Networking Is Harder
One of the major downsides of working from home is potential isolation. That isn’t just a social issue, it can also be a career and business development issue. People hire people they like and it is much more difficult to built positive relationships if you don’t get the chance to meet in person. Networking becomes much more complicated when you’re working from home, rarely meeting people.
This is where social networking comes in. LinkedIn is an essential network for any professional. Join and follow everyone in your contacts list. Post updates and comment on your contacts stories and updates. Some industries are particularly active on other social networks, like Twitter and Facebook. Find out where your colleagues congregate and put some effort into joining in.
The other positive outcome of the COVID crisis is the improvement and increase in online conferences and events. Small zoom groups can be quite interactive and often follow through with Facebook or Instagram communities.
And when the virus has calmed down there are other things you could try like joining professional groups for people like yourself working remotely in your city.

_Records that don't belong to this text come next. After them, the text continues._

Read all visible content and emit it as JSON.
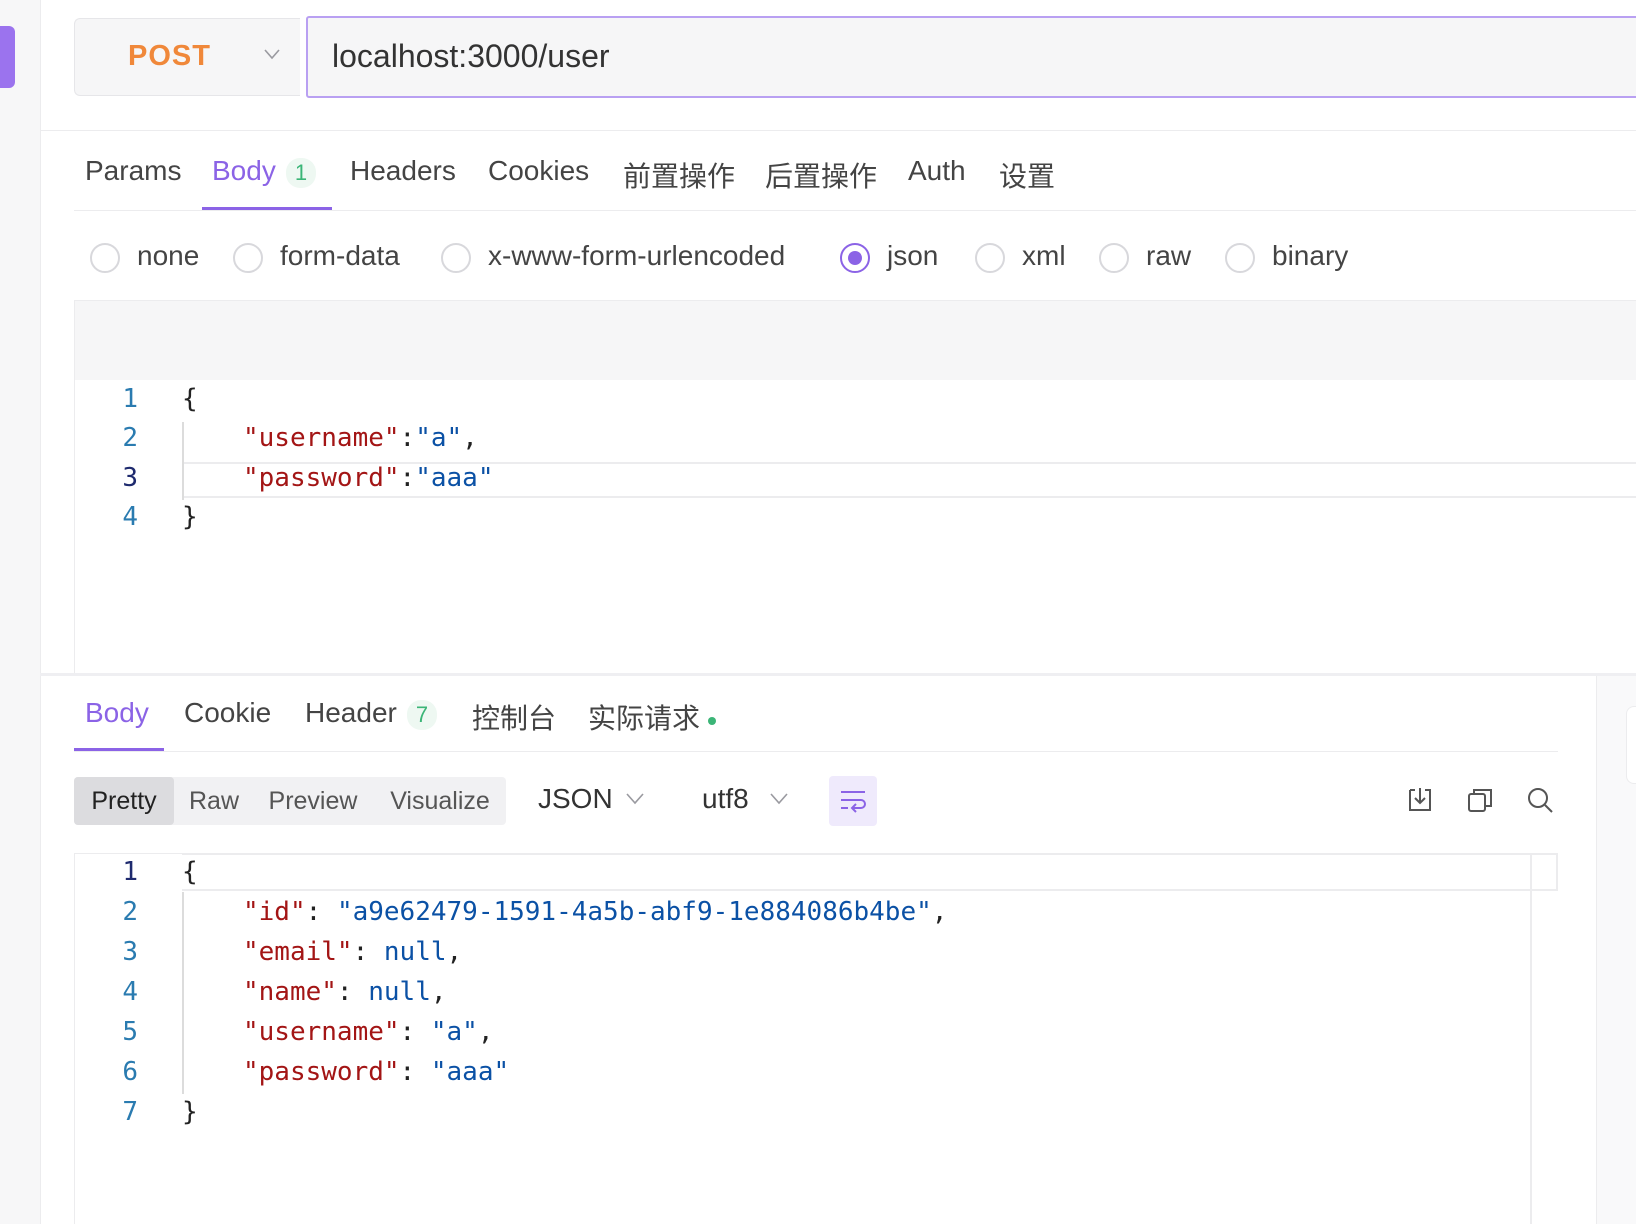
{
  "request": {
    "method": "POST",
    "url": "localhost:3000/user",
    "tabs": [
      {
        "label": "Params"
      },
      {
        "label": "Body",
        "badge": "1"
      },
      {
        "label": "Headers"
      },
      {
        "label": "Cookies"
      },
      {
        "label": "前置操作"
      },
      {
        "label": "后置操作"
      },
      {
        "label": "Auth"
      },
      {
        "label": "设置"
      }
    ],
    "active_tab": "Body",
    "body_types": [
      "none",
      "form-data",
      "x-www-form-urlencoded",
      "json",
      "xml",
      "raw",
      "binary"
    ],
    "selected_body_type": "json",
    "editor": {
      "line_numbers": [
        "1",
        "2",
        "3",
        "4"
      ],
      "lines": {
        "l1": "{",
        "l2_key": "\"username\"",
        "l2_sep": ":",
        "l2_val": "\"a\"",
        "l2_end": ",",
        "l3_key": "\"password\"",
        "l3_sep": ":",
        "l3_val": "\"aaa\"",
        "l4": "}"
      }
    }
  },
  "response": {
    "tabs": [
      {
        "label": "Body"
      },
      {
        "label": "Cookie"
      },
      {
        "label": "Header",
        "badge": "7"
      },
      {
        "label": "控制台"
      },
      {
        "label": "实际请求"
      }
    ],
    "active_tab": "Body",
    "view_modes": [
      "Pretty",
      "Raw",
      "Preview",
      "Visualize"
    ],
    "active_view_mode": "Pretty",
    "format": "JSON",
    "encoding": "utf8",
    "icons": [
      "wrap-lines-icon",
      "download-icon",
      "copy-icon",
      "search-icon"
    ],
    "editor": {
      "line_numbers": [
        "1",
        "2",
        "3",
        "4",
        "5",
        "6",
        "7"
      ],
      "lines": {
        "l1": "{",
        "l2_key": "\"id\"",
        "l2_val": "\"a9e62479-1591-4a5b-abf9-1e884086b4be\"",
        "l3_key": "\"email\"",
        "l3_val": "null",
        "l4_key": "\"name\"",
        "l4_val": "null",
        "l5_key": "\"username\"",
        "l5_val": "\"a\"",
        "l6_key": "\"password\"",
        "l6_val": "\"aaa\"",
        "l7": "}",
        "sep": ": ",
        "comma": ","
      }
    }
  },
  "colors": {
    "accent": "#8b63e6",
    "method": "#f0883a",
    "json_key": "#a31515",
    "json_value": "#0b51a5",
    "badge_green": "#3bb577"
  }
}
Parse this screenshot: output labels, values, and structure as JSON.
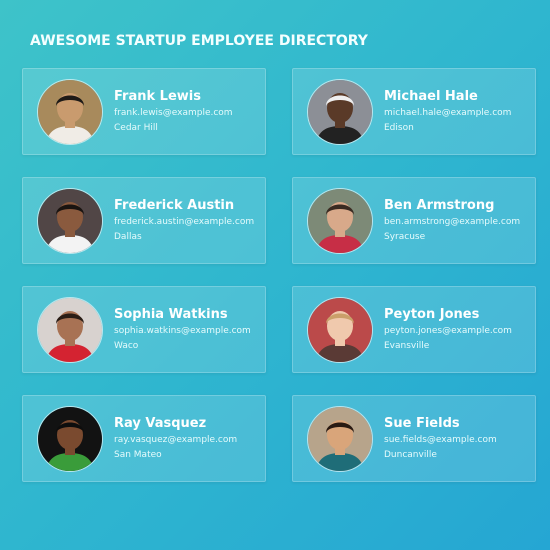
{
  "title": "AWESOME STARTUP EMPLOYEE DIRECTORY",
  "employees": [
    {
      "name": "Frank Lewis",
      "email": "frank.lewis@example.com",
      "city": "Cedar Hill",
      "bg": "#a88a5c",
      "skin": "#c99b6e",
      "hair": "#1e1a17",
      "shirt": "#f0ece6"
    },
    {
      "name": "Michael Hale",
      "email": "michael.hale@example.com",
      "city": "Edison",
      "bg": "#8c8f96",
      "skin": "#5a3a28",
      "hair": "#efefef",
      "shirt": "#222222"
    },
    {
      "name": "Frederick Austin",
      "email": "frederick.austin@example.com",
      "city": "Dallas",
      "bg": "#514646",
      "skin": "#8a5a3e",
      "hair": "#1a1411",
      "shirt": "#f3f3f3"
    },
    {
      "name": "Ben Armstrong",
      "email": "ben.armstrong@example.com",
      "city": "Syracuse",
      "bg": "#7d8a77",
      "skin": "#d8a98a",
      "hair": "#3a2b22",
      "shirt": "#c72e46"
    },
    {
      "name": "Sophia Watkins",
      "email": "sophia.watkins@example.com",
      "city": "Waco",
      "bg": "#d8d2cf",
      "skin": "#a87254",
      "hair": "#2a1d16",
      "shirt": "#d42331"
    },
    {
      "name": "Peyton Jones",
      "email": "peyton.jones@example.com",
      "city": "Evansville",
      "bg": "#bb4a4a",
      "skin": "#f0c9ad",
      "hair": "#caa06a",
      "shirt": "#5a3a35"
    },
    {
      "name": "Ray Vasquez",
      "email": "ray.vasquez@example.com",
      "city": "San Mateo",
      "bg": "#121212",
      "skin": "#7a4a2f",
      "hair": "#0d0d0d",
      "shirt": "#3a9c3a"
    },
    {
      "name": "Sue Fields",
      "email": "sue.fields@example.com",
      "city": "Duncanville",
      "bg": "#b7a48b",
      "skin": "#d9a57a",
      "hair": "#2a1a12",
      "shirt": "#1f6d78"
    }
  ]
}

This will help you form new relations and network with like-minded professionals.
It Gets Lonely
There’s no subtle way to say it, but working remotely often gets quite lonely. You’d often be spending your working hours throughout the day without the presence of co-workers, which can be a bit draining at times. This lack of social interactions is why a lot of people often revert back to full-time jobs, so it’s something you need to prepare for. The best way to handle this problem is by engaging in a ton of activities aside from work. Go to the gym, take classes, and make sure you meet people throughout the day. This way, you won’t feel the loneliness of working remotely creep up on you.
Self-Learning Isn’t Optional
If you’re working in a full-time job at an office, you will have the chance to meet with other more experienced people and you can learn from them and grow professionally as well as personally. When you’re working remotely, that might not always be so easy. You might not even ever meet the people you’re working with. This is why self-learning isn’t optional if you’re working remotely. You need to invest in improving your skills and go the extra mile so you could grow. This is not necessarily a bad thing, learning never is, but it requires some self-awareness on your end so you can move forward.
Working remotely comes with a ton of benefits, from time and location flexibility to often higher pay rates. But it is not without its accompanying challenges. The key to making it work is acknowledging that, like everything in life, there is a downside, and you need to work through these challenges so you can achieve your personal and professional goals. With enough dedication and effort, working remotely can be rewarding. Just remember to keep these points in mind so you can overcome any challenges you might face.